The session will cover the journals’ submission and review process, editorial approach, types of submissions, citational ethics, and tips for decoding decision letters and responding to reviews. They will also highlight common issues seen in submissions and how to maximise the chances of having a piece published in these journals. Designed to be interactive, the session will include opportunities for discussion and for participants to speak directly with the editors about potential submissions or raise questions about the journals’ processes. This session aims to demystify the publishing process so if you’re considering submitting to Catalyst or ST&HV and want a view ‘behind the curtain’, come along!
Can we Decolonise Authorship? Leonie Norrington (CDU)
Leonie will tell ontologically-focused ethnographic analytic storiesthat interrupt the desire to understand; read short excerpts from the novel; show posters and videos on a laptops and play recordings of the way Yolngu supervisors legitimated her writing the novel.
Surfacing Urban Water Alexandra Crosby (UTS), Sarah Jane Jones (UTS), Holly O'Neill (UTS)
The climate is changing. How we relate to water in cities has to change too. The visualisation of wetlands and waterways in cities fundamentally impacts how we imagine the urban environment and our role in caring for it.
In the workshop, participants will learn how to make and use photo diagrams to read, analyse, document, and share watery urban ecologies. This includes the impact of climate change on wetlands and examples of stewardship practices that may otherwise remain illegible. What to bring: Participants are asked to bring to the workshop a photograph (printed or digital) of an urban wetland, waterway, or watery infrastructure in their own work or home neighbourhood.
Make some Visual Noise: Playing with Intaglio Printing Adam Sargent (ANU), V. Chitra (ANU)

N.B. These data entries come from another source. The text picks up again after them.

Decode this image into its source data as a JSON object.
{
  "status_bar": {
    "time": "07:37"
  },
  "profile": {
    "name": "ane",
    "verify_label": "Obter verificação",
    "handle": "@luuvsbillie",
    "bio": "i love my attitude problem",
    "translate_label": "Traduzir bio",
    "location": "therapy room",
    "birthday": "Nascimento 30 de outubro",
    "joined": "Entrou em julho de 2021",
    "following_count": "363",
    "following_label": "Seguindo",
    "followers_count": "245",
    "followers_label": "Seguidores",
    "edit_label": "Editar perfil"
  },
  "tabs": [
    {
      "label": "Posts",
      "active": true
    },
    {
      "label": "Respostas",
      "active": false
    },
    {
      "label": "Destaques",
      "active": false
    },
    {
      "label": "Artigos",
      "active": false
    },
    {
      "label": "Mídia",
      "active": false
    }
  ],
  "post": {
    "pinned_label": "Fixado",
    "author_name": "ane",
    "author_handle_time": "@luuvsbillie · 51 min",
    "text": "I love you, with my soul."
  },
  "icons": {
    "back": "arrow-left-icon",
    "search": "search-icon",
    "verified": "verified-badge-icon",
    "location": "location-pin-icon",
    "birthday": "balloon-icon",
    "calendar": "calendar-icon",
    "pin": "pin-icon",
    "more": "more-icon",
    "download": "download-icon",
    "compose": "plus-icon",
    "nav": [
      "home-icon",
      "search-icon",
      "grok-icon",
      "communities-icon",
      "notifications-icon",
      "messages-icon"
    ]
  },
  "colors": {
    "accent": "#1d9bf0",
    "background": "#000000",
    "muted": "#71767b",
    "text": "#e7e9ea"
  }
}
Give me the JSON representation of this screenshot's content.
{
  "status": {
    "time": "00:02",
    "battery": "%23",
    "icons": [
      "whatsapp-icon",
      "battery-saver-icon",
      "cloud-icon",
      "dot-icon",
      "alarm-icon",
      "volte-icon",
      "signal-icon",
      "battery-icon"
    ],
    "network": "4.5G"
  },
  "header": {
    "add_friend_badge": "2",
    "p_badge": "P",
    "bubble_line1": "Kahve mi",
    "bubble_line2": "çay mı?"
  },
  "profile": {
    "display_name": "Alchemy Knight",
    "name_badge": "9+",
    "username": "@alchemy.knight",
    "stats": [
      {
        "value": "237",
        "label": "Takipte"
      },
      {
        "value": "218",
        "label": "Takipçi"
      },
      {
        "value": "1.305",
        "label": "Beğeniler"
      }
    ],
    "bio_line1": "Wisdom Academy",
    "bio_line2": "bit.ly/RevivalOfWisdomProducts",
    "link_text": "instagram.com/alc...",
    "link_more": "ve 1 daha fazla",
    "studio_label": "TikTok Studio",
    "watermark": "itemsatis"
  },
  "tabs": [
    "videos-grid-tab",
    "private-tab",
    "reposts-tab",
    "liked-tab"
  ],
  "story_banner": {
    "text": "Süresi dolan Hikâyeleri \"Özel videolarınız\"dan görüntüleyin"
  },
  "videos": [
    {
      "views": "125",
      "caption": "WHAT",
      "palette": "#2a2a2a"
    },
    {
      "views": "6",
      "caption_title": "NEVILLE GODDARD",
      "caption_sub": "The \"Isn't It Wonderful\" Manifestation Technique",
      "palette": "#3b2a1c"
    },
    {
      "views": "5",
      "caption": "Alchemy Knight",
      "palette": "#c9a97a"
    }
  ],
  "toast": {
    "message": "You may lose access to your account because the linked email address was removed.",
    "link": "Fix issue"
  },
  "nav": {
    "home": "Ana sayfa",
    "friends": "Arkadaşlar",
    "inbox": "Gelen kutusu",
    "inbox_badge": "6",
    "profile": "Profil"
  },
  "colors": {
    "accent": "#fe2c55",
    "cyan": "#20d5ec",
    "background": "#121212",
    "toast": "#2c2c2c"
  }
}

This making-and-doing workshop invites participants to explore intaglio printing using found materials. In intaglio, ink is transferred from grooves and inscriptions on one surface onto another, producing a meaningful image. However, when working with found objects, the process becomes more unpredictable—each material carries its own marks, folds, and indentations shaped by time. During this workshop, participants will experiment with printmaking using discarded cartons, packaging, files, and surfaces from their surroundings. Through this process, they will consider how to engage with materials and their histories—reading into textures, making new punctures, scratches, lines, and figures. Intaglio offers a practical way to draw our attention to noises and signals as participants decide how to place new marks in conversation with those already embedded in the material. As they create their prints, participants will explore how these elements overlap and diverge in both material and meaning.